These expenses include external expenses that we have incurred in connection with the development of IMO-2125 as part of our immuno-oncology program. These external expenses include payments to independent contractors and vendors for drug development activities conducted after the initiation of IMO-2125 clinical development in immuno-oncology, but exclude internal costs such as payroll and overhead expenses.
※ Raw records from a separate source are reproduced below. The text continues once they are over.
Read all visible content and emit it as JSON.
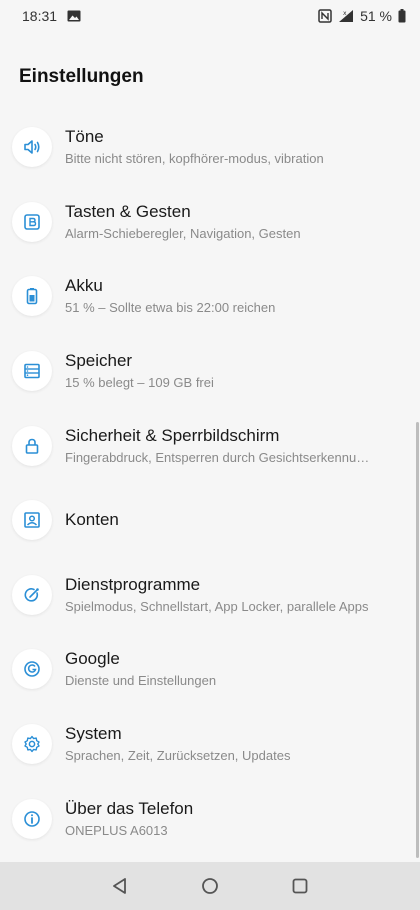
{
  "status_bar": {
    "time": "18:31",
    "battery_text": "51 %"
  },
  "page": {
    "title": "Einstellungen"
  },
  "colors": {
    "accent": "#2b8fd6",
    "background": "#f6f6f6",
    "nav_bar": "#e2e2e2"
  },
  "items": [
    {
      "title": "Töne",
      "subtitle": "Bitte nicht stören, kopfhörer-modus, vibration",
      "icon": "speaker-icon"
    },
    {
      "title": "Tasten & Gesten",
      "subtitle": "Alarm-Schieberegler, Navigation, Gesten",
      "icon": "button-b-icon"
    },
    {
      "title": "Akku",
      "subtitle": "51 % – Sollte etwa bis 22:00 reichen",
      "icon": "battery-icon"
    },
    {
      "title": "Speicher",
      "subtitle": "15 % belegt – 109 GB frei",
      "icon": "storage-icon"
    },
    {
      "title": "Sicherheit & Sperrbildschirm",
      "subtitle": "Fingerabdruck, Entsperren durch Gesichtserkennu…",
      "icon": "lock-icon"
    },
    {
      "title": "Konten",
      "subtitle": "",
      "icon": "account-icon"
    },
    {
      "title": "Dienstprogramme",
      "subtitle": "Spielmodus, Schnellstart, App Locker, parallele Apps",
      "icon": "utilities-icon"
    },
    {
      "title": "Google",
      "subtitle": "Dienste und Einstellungen",
      "icon": "google-icon"
    },
    {
      "title": "System",
      "subtitle": "Sprachen, Zeit, Zurücksetzen, Updates",
      "icon": "gear-icon"
    },
    {
      "title": "Über das Telefon",
      "subtitle": "ONEPLUS A6013",
      "icon": "info-icon"
    }
  ]
}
We commenced clinical development of IMO-2125 as part of our immuno-oncology program in July 2015 and from July 2015 through September 30, 2017 we incurred approximately $13.0 million in IMO-2125 external development expenses as part of our immuno-oncology program, including costs associated with the preparation for and conduct of the ongoing Phase 1/2 clinical trial to assess the safety and efficacy of IMO-2125 in combination with ipilimumab and with pembrolizumab in patients with metastatic melanoma, the manufacture of additional drug substance for use in our clinical trials and additional nonclinical studies. The $13.0 million in IMO-2125 external development expenses excludes costs incurred prior to July 2015 with respect to IMO-2125, including costs incurred for the development of IMO-2125 for the treatment of patients with chronic hepatitis C virus which we discontinued in the third quarter of 2011.
The increases in our IMO-2125 external development expenses during both the three and nine months ended September 30, 2017, as compared to the 2016 periods, were primarily due to increases in costs associated with the design and planning for additional clinical trials of IMO-2125 and increased clinical activity under our Phase 1/2 clinical trial, including costs incurred with contract research organizations and drug manufacturing costs.
We anticipate our IMO-2125 external development expenses will continue to increase during the fourth quarter of 2017, as compared to the fourth quarter of 2016, as we plan to continue our Phase 1/2 clinical trial to assess the safety and efficacy of IMO-2125 in combination with ipilimumab and with pembrolizumab in patients with metastatic melanoma, plan for the Phase 3 trial of IMO-2125 in combination with ipilimumab, develop our strategy to optimize IMO-2125, and continue manufacturing activities and nonclinical studies.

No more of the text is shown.